Ann Oncol. 1995 Nov;6(9):867-70. doi: 10.1093/oxfordjournals.annonc.a059352.
The impact on 100 patients of information and consent forms signed prior to medical oncology clinical trials was evaluated by a survey at a subsequent visit. Only 40 patients believed that the purpose of the form was to explain the treatment. The form was listed as the major source of information by 12 patients while 52 listed a doctor and 26 a nurse. Although 21 patients believed that the form mad them less anxious, 19 patients believed that it made them more anxious. Despite 80 patients reading all of the form, 60 claiming to understand all of it and 68 claiming that in contained adequate information, in tests of recall only 52 patients could name all of their drugs and only 4 all of the side effects. The number of drugs named correlated with how much of the consent form had been read (p = 0.003) and the highest education level achieved by the patient (p = 0.0003). Patients under 55 years had significantly better recall. Patients with a better ECOG performance status were more likely to find the form very helpful. Such forms may not ensure that the requirements for informed consent are satisfied.

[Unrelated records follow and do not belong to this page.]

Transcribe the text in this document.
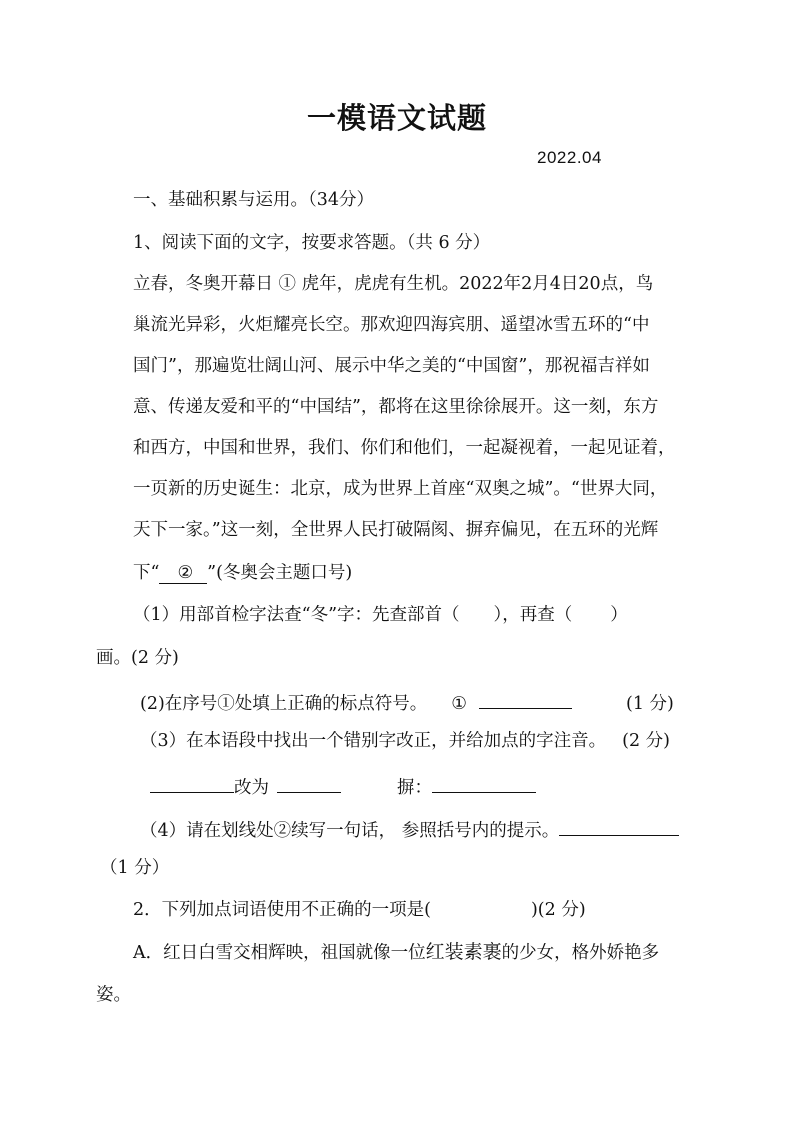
一模语文试题
2022.04
一、基础积累与运用。（34分）
1、阅读下面的文字，按要求答题。（共 6 分）
立春，冬奥开幕日 ① 虎年，虎虎有生机。2022年2月4日20点，鸟
巢流光异彩，火炬耀亮长空。那欢迎四海宾朋、遥望冰雪五环的“中
国门”，那遍览壮阔山河、展示中华之美的“中国窗”，那祝福吉祥如
意、传递友爱和平的“中国结”，都将在这里徐徐展开。这一刻，东方
和西方，中国和世界，我们、你们和他们，一起凝视着，一起见证着，
一页新的历史诞生：北京，成为世界上首座“双奥之城”。“世界大同，
天下一家。”这一刻，全世界人民打破隔阂、摒弃偏见，在五环的光辉
下“ ② ”(冬奥会主题口号)
（1）用部首检字法查“冬”字：先查部首（ ），再查（ ）
画。(2 分)
(2)在序号①处填上正确的标点符号。 ①	(1 分)
（3）在本语段中找出一个错别字改正，并给加点的字注音。 (2 分)
改为	摒：
（4）请在划线处②续写一句话， 参照括号内的提示。
（1 分）
2．下列加点词语使用不正确的一项是(	)(2 分)
A．红日白雪交相辉映，祖国就像一位红装素裹的少女，格外娇艳多
姿。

通过在后续访视时进行的一项调查,评估了肿瘤内科临床试验前签署的信息和同意书对100名患者的影响。只有40名患者认为该表格的目的是解释治疗方案。12名患者将该表格列为主要信息来源,而52名患者列出的是医生,26名患者列出的是护士。尽管21名患者认为该表格使他们焦虑减轻,但19名患者认为它使他们更加焦虑。尽管80名患者阅读了全部表格,60名声称理解了全部内容,68名声称其中包含足够信息,但在记忆测试中,只有52名患者能说出所有服用的药物,只有4名能说出所有副作用。说出的药物数量与阅读同意书的篇幅相关(p = 0.003),也与患者所达到的最高教育水平相关(p = 0.0003)。55岁以下的患者记忆力明显更好。东部肿瘤协作组(ECOG)体能状态较好的患者更有可能觉得该表格非常有用。此类表格可能无法确保满足知情同意的要求。